Things to look for in the rest of 2021
Canada's ability to ease travel restrictions and allow more Confirmation of Permanent Residence (CoPR) holders will depend on the success of its vaccination campaign over the coming months. IRCC has said little about CoPRs - these are people overseas who have received a permanent residence permit, but cannot enter Canada at this time unless they fall under an exemption - other than that will not require them to start their application process again and seem eager to welcome them to Canada when the pandemic situation improves.
The first major sign to lift the travel restrictions have been Canada's and the United States decision to open their border restrictions. The United States is ahead of Canada in getting things back to normal, and both countries may allow travel by the summer, according to recent reports. If Canada can do this successfully, then it will be able to lift travel restrictions.
The COVID-19 situation in Canada will also have an impact on the candidates considered for the Express Entry draws. At the onset of the pandemic, Canada only considered applicants from the Canadian Experience Class (CEC) and the Provincial Nominee Program (PNP). It then reviewed all applicants in the second semester of 2020, including Federal Skilled Worker Program and Skilled Trades Program (FSTP) applicants.
Since the start of this year, it has only retained the CEC and PNP candidates. IRCC reasons that it wants to prioritize the transition of people residing in Canada to permanent residence because they are less affected by COVID-related disruptions. However, IRCC will be able to review FSWP and FSTP applicants once the virus is contained, and as containment of the virus appears increasingly likely, we should expect a return to the Express Entry draws. for all programs during the second semester of 2021.

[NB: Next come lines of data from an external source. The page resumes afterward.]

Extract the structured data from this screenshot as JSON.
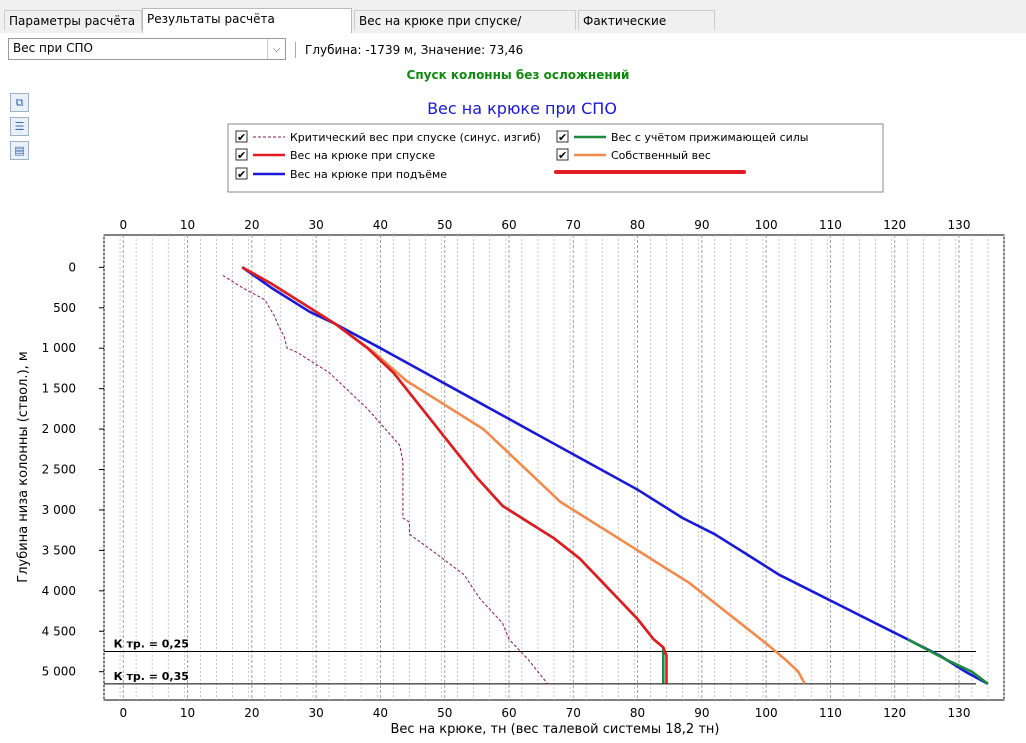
{
  "tabs": [
    {
      "label": "Параметры расчёта",
      "active": false
    },
    {
      "label": "Результаты расчёта (диаграммы)",
      "active": true
    },
    {
      "label": "Вес на крюке при спуске/подъёме",
      "active": false
    },
    {
      "label": "Фактические данные",
      "active": false
    }
  ],
  "toolbar": {
    "selector_value": "Вес при СПО",
    "status": "Глубина: -1739 м, Значение: 73,46"
  },
  "side_icons": [
    "copy-icon",
    "settings-list-icon",
    "save-icon"
  ],
  "chart_data": {
    "type": "line",
    "banner": "Спуск колонны без осложнений",
    "title": "Вес на крюке при СПО",
    "xlabel": "Вес на крюке, тн (вес талевой системы 18,2 тн)",
    "ylabel": "Глубина низа колонны (ствол.), м",
    "xlim": [
      -3,
      137
    ],
    "ylim": [
      -400,
      5350
    ],
    "y_inverted": true,
    "x_ticks": [
      0,
      10,
      20,
      30,
      40,
      50,
      60,
      70,
      80,
      90,
      100,
      110,
      120,
      130
    ],
    "x_tick_labels": [
      "0",
      "10",
      "20",
      "30",
      "40",
      "50",
      "60",
      "70",
      "80",
      "90",
      "100",
      "110",
      "120",
      "130"
    ],
    "y_ticks": [
      0,
      500,
      1000,
      1500,
      2000,
      2500,
      3000,
      3500,
      4000,
      4500,
      5000
    ],
    "y_tick_labels": [
      "0",
      "500",
      "1 000",
      "1 500",
      "2 000",
      "2 500",
      "3 000",
      "3 500",
      "4 000",
      "4 500",
      "5 000"
    ],
    "grid": "vertical-dashed",
    "legend_placement": "top",
    "series": [
      {
        "name": "Критический вес при спуске (синус. изгиб)",
        "color": "#8b1a4a",
        "style": "dashed",
        "checked": true,
        "x": [
          15.5,
          18.5,
          22,
          23.5,
          24,
          25,
          25.5,
          27,
          32,
          38,
          43,
          43.5,
          43.5,
          44.5,
          44.5,
          48,
          53,
          55.5,
          59,
          60,
          63,
          66
        ],
        "y": [
          100,
          250,
          400,
          600,
          700,
          850,
          1000,
          1050,
          1300,
          1750,
          2200,
          2400,
          3100,
          3150,
          3300,
          3500,
          3800,
          4100,
          4400,
          4600,
          4850,
          5150
        ]
      },
      {
        "name": "Вес на крюке при спуске",
        "color": "#e31b23",
        "style": "solid",
        "checked": true,
        "x": [
          18.5,
          23,
          28,
          33,
          38,
          42,
          46,
          48,
          51,
          55,
          59,
          63,
          67,
          71,
          74,
          77,
          80,
          82.5,
          84,
          84.5,
          84.5
        ],
        "y": [
          0,
          200,
          450,
          700,
          1000,
          1300,
          1700,
          1900,
          2200,
          2600,
          2950,
          3150,
          3350,
          3600,
          3850,
          4100,
          4350,
          4600,
          4700,
          4800,
          5150
        ]
      },
      {
        "name": "Вес с учётом прижимающей силы",
        "color": "#1e8a3e",
        "style": "solid",
        "checked": true,
        "x": [
          18.5,
          23,
          28,
          33,
          38,
          42,
          46,
          48,
          51,
          55,
          59,
          63,
          67,
          71,
          74,
          77,
          80,
          82.5,
          84,
          84,
          84,
          122,
          128,
          132,
          134.5
        ],
        "y": [
          0,
          200,
          450,
          700,
          1000,
          1300,
          1700,
          1900,
          2200,
          2600,
          2950,
          3150,
          3350,
          3600,
          3850,
          4100,
          4350,
          4600,
          4700,
          4800,
          5150,
          4600,
          4850,
          5000,
          5150
        ]
      },
      {
        "name": "Вес на крюке при подъёме",
        "color": "#1a1ad6",
        "style": "solid",
        "checked": true,
        "x": [
          18.5,
          23,
          29,
          33,
          40,
          48,
          56,
          64,
          72,
          80,
          87,
          92,
          97,
          102,
          107,
          112,
          117,
          122,
          127,
          131,
          134.5
        ],
        "y": [
          0,
          250,
          550,
          700,
          1000,
          1350,
          1700,
          2050,
          2400,
          2750,
          3100,
          3300,
          3550,
          3800,
          4000,
          4200,
          4400,
          4600,
          4800,
          5000,
          5150
        ]
      },
      {
        "name": "Собственный вес",
        "color": "#f28a4b",
        "style": "solid",
        "checked": true,
        "x": [
          33,
          39,
          44,
          50,
          56,
          60,
          64,
          68,
          72,
          76,
          80,
          84,
          88,
          92,
          96,
          100,
          103,
          105,
          106
        ],
        "y": [
          700,
          1050,
          1400,
          1700,
          2000,
          2300,
          2600,
          2900,
          3100,
          3300,
          3500,
          3700,
          3900,
          4150,
          4400,
          4650,
          4850,
          5000,
          5150
        ]
      }
    ],
    "hlines": [
      {
        "label": "К тр. = 0,25",
        "y": 4750
      },
      {
        "label": "К тр. = 0,35",
        "y": 5150
      }
    ]
  },
  "annotation": {
    "underline_color": "#e31b23"
  }
}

IRCC's aforementioned rationale is also why it introduced a temporary public policy with six new immigration programs for essential workers and international graduates. The stream of English-speaking international graduates reached its ceiling of 40,000 applications in just over a day. The adoption of the essential components of workers and Francophones was unsurprisingly less, but we can expect an increase in these components in the months to come.
In the meantime, Immigration Minister Marco Mendicino has openly stated that IRCC is ready to consider lifting the caps on these streams, which would benefit Anglophone international graduates the most. The minister said it will depend on several factors, including the total volume of requests and the quality of requests. There is no doubt that this decision will also be tied to Canada's ability to eventually lift travel restrictions on CoPRs. The longer the restrictions are in place, the more IRCC will consider increasing the caps for these six new programs.
Some of the major things to look out for are Fee Waiver for Canadian citizenship application, Municipal Nominee Program (MNP), Immigration Levels Plan 2022 - 2024, and Parent and Grandparents Program (PGP) 2021.
Mendicino's mandate letter calls for the launch of the MNP and free citizenship applications, but these initiatives have been delayed by the pandemic. IRCC is also due to announce details on the opening of PGP 2021 and has indicated that the program will have the same format as PGP 2020 (an expression of interest window, followed by a lottery). Finally, the announcement of the plan for the next levels should be fairly standard. Canada is going to stick to inviting 400,000 new immigrants per year.